American Splendor

Another dextrous jumble of fact and fiction, this bio-pic of part-time comic book creators and full-blown neurotics Harvey Pekar (Paul Giamatti) and Joyce Brabner (Hope Davis) was shot in Pekar’s home town of Cleveland by the wife-husband filmmaking team of Shari Springer Berman and Robert Pulcini, who snagged an Oscar nomination for their script. Pekar, an ornery depressive who made his living as a file clerk at a veterans’ hospital. achieved furtive renown as an occasional guest on David Letterman’s talk soiree. He appears briefly as himself here, but Giamatti makes him even more endearing-exasperating as the hero-schlub of a flaky romantic comedy.
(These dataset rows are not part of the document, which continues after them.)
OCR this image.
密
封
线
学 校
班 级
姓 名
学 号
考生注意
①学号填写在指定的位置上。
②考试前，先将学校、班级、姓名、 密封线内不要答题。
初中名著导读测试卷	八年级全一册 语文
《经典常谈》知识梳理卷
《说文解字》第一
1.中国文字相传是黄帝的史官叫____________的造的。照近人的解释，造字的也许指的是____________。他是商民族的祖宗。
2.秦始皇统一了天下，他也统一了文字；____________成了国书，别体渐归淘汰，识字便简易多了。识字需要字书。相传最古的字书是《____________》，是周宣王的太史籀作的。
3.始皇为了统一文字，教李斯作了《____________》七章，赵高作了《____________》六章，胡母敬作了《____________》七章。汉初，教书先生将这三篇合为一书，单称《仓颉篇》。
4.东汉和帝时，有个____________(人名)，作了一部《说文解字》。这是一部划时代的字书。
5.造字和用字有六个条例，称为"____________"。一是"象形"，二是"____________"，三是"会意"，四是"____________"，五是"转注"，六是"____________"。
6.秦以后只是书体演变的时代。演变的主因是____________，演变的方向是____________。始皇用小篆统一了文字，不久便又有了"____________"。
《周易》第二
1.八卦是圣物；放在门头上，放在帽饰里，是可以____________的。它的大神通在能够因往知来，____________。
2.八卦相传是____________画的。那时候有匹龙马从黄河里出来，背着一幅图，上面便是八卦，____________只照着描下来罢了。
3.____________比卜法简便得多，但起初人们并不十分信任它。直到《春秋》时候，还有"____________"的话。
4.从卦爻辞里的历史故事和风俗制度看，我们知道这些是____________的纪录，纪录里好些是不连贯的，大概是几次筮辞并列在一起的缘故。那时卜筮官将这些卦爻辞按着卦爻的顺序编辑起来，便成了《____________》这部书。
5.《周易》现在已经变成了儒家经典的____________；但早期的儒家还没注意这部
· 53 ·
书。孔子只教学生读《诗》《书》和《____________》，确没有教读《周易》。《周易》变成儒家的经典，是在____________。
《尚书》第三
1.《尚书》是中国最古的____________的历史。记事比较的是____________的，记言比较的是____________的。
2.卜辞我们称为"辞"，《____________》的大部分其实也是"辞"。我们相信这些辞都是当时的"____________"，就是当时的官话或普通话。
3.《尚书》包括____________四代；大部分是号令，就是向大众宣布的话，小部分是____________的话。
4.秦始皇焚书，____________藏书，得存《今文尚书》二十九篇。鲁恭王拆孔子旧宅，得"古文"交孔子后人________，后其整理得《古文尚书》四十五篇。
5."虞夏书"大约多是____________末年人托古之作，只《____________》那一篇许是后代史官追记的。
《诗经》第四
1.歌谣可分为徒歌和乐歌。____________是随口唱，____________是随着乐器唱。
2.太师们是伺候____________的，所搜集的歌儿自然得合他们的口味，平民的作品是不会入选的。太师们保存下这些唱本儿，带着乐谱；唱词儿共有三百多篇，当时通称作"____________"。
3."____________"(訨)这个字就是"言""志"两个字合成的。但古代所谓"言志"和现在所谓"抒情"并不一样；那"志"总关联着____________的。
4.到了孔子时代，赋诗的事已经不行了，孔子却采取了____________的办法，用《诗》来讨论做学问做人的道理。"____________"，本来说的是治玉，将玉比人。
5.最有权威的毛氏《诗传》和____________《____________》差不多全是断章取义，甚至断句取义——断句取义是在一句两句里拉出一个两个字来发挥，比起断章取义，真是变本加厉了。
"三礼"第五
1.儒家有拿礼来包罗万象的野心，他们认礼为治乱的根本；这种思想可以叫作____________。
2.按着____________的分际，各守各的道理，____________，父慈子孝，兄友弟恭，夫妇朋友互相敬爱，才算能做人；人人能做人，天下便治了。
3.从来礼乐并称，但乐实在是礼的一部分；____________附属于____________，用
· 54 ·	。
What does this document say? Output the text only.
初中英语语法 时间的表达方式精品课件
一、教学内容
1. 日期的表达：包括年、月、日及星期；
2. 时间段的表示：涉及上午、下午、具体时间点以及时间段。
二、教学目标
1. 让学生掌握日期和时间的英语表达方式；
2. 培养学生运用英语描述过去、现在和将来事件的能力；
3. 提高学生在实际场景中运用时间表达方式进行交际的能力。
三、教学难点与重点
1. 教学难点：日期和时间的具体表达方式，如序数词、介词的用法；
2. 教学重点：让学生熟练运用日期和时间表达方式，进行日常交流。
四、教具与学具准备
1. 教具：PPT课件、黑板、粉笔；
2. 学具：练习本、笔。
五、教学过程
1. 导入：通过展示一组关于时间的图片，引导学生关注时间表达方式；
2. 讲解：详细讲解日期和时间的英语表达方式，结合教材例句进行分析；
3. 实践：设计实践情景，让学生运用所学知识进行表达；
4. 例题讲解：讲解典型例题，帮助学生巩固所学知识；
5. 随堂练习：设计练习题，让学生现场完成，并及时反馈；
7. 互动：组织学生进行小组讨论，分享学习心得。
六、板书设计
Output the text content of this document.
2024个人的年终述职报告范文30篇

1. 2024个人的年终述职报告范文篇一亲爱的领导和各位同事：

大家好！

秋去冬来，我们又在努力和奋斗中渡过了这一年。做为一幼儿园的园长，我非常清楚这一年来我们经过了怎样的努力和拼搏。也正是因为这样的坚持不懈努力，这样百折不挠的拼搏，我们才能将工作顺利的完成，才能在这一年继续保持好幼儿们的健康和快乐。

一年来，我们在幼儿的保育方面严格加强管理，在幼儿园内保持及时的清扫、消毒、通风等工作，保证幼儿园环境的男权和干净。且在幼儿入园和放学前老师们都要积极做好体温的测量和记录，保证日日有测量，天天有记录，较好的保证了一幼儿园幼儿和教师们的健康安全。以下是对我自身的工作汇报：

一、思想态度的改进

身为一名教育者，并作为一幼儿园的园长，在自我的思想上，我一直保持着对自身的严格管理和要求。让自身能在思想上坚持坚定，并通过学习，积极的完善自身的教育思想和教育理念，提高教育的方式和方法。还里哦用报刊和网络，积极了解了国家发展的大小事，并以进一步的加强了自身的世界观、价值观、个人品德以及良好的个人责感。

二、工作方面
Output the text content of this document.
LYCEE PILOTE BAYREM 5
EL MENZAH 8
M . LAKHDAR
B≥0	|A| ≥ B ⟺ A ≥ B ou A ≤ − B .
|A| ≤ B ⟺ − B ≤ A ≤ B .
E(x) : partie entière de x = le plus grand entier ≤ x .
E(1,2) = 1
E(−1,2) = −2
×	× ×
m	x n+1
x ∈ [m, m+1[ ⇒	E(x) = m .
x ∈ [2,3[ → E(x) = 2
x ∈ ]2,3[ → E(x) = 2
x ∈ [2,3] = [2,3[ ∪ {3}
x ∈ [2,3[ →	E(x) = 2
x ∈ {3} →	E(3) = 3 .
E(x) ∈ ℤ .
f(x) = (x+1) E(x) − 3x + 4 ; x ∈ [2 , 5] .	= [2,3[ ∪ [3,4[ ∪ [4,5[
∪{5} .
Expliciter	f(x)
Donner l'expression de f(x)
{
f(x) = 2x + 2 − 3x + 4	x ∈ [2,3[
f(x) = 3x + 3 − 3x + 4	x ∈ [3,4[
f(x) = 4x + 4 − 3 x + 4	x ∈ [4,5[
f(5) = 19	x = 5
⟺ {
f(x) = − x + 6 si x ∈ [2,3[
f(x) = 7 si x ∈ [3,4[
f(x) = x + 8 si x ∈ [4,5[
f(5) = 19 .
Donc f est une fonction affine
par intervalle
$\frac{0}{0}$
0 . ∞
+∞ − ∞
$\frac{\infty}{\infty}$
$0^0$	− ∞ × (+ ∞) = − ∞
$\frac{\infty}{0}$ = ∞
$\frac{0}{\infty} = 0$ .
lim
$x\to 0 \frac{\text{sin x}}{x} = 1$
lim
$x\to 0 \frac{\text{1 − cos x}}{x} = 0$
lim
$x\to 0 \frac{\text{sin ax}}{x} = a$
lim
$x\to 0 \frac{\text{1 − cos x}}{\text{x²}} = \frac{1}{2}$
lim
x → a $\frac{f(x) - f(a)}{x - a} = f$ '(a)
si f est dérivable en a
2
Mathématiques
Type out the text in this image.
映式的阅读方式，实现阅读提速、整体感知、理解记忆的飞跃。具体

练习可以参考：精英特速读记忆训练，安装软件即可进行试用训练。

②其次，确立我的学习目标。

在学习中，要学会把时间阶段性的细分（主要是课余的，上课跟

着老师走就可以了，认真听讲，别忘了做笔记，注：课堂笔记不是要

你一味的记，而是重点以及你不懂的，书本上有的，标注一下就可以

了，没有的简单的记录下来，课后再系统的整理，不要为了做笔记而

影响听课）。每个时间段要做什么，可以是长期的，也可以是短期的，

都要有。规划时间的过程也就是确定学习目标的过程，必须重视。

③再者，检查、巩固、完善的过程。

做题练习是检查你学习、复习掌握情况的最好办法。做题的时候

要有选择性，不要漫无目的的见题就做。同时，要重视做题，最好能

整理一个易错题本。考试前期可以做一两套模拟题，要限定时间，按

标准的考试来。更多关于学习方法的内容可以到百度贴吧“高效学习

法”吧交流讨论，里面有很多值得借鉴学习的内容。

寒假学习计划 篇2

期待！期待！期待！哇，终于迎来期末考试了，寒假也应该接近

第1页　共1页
It won the Sundance Jury prize.
Super Size Me

It was a stunt, but a clever one: docu-director Morgan Spurlock decided he’d eat only at McDonald’s for a month, and record the results. Because Spurlock was an gregarious, engaging fellow with a modest social mission — kind of Michael Moore Lite — Super Size Me clicked at Sundance (Best Director of a Documentary) and with audiences ($11 million domestic gross on a $65,000 budget). The movie’s notoriety, and its Oscar nomination, propelled Spurlock into his own little doc-conglomerate, hosting and producing the TV series 30 Days, lending his exec-producer imprimatur to such like-minded nonfiction films as The Third Wave and What Would Jesus Buy? and starring in another fun doc, Where in the World Is Osama bin Laden? Who says fast food is bad for you?